ABD planlarının dünü ve bugünü
Emperyalizm, yıkılmadığı sürece emellerinden vazgeçmez, ama planlarından vazgeçmek zorunda bırakılabilir. Şu ya da bu planının ABD açısından vazgeçilmezliğini mutlaklaştırmak, o plana...
Emperyalizm, yıkılmadığı sürece emellerinden vazgeçmez, ama planlarından vazgeçmek zorunda bırakılabilir. Şu ya da bu planının ABD açısından vazgeçilmezliğini mutlaklaştırmak, o plana karşı mücadeleyi aşındırıp planın hedefine ulaşmasını kolaylaştırmaktan başka bir işe yaramaz. Başarı, mücadelenin cereyan ettiği alanda görece güç üstünlüğü yaratmaya bağlıdır. Belirleyici olan, bütüncül “güç envanteri” değil, mücadelenin odağında yer alan güçlerin ve kullanılabilecek araçların bileşimidir.
ABD’nin bölgemize yönelik emelleri değişmemiştir. Bölge ülkelerini parçalamak, bölünme ve karmaşa yaratarak milli devletleri zaafa uğratmak, kendisine karşı oluşturulan bölgesel ve uluslararası güçbirliğini baltalamak, ABD’nin gündemindeki başat konumunu korumaktadır. Ama her plan, onu uygulamaya yarayacak araçlarla birlikte anlam kazanır. Son yirmi yıllık süreçte uğradığı başarısızlıklar, Amerika’yı plan ve araç değişimine zorlamıştır.
BÜYÜK ORTADOĞU PROJESİ'NİN İÇERİĞİ NEYDİ?
Büyük Ortadoğu Projesi’nin (BOP) hedefi, proje haritasında resmedilen 22-24 ülkenin sınırlarını değiştirmekten ibaret değildi. “Ilımlı İslâm”, Amerika’nın ülkeleri hallaç pamuğu gibi attıktan sonra bölgeye yerleştirmeyi amaçladığı toplumsal düzen olarak BOP’un ayrılmaz bir parçasını oluşturmaktaydı. “Ilımlı İslâm”, bu bağlamda “toplumsal, siyasal ve kültürel bakımdan İslâmi bir görünüme sahip, ama İslâm’ı dünya kapitalist piyasasıyla bütünleşmenin önünde engel oluşturan bütün unsurlarından arındırmış” bir sistem olarak tanımlanmaktaydı.
Sovyetler Birliği dağıldıktan sonra Amerika’ya “İslâm ve Konfüçyüs medeniyetleri”ni hedef tahtasına koymayı öneren Huntington, Türkiye’ye de “Batılılaşma”yı bir yana bırakıp “İslâm Dünyası’na ağabeylik etme” rolünü biçmekteydi.
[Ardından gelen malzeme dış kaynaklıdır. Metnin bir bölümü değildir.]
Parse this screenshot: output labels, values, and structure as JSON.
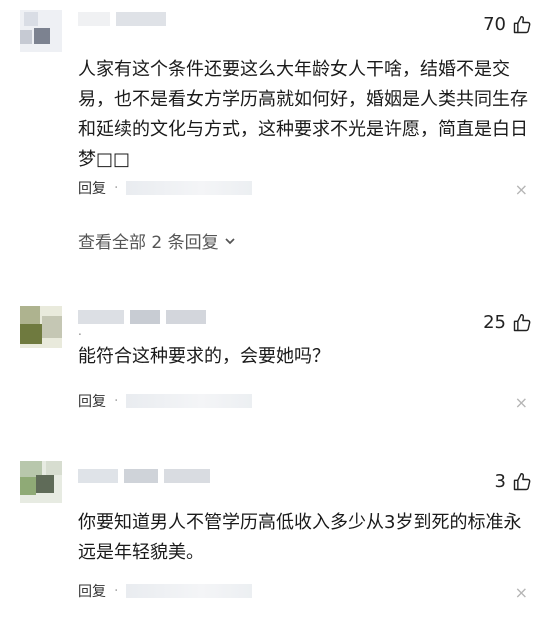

CIA istasyon şefleri de bu “çağrı”yı “Kemalizm yerine Ilımlı İslâm” biçiminde formülleştirdiler. Türkiye’de AKP’nin kuruluşu ve Erdoğan’ın BOP Eşbaşkanlığı bu süreç içinde gerçekleşti. Türkiye’nin AB kapısında bağlı tutulması, hem Avrasya’ya yönelimini engelleme, ama aynı zamanda dünya kapitalist piyasasıyla bütünleşme sürecini hızlandırma amacını taşımaktaydı.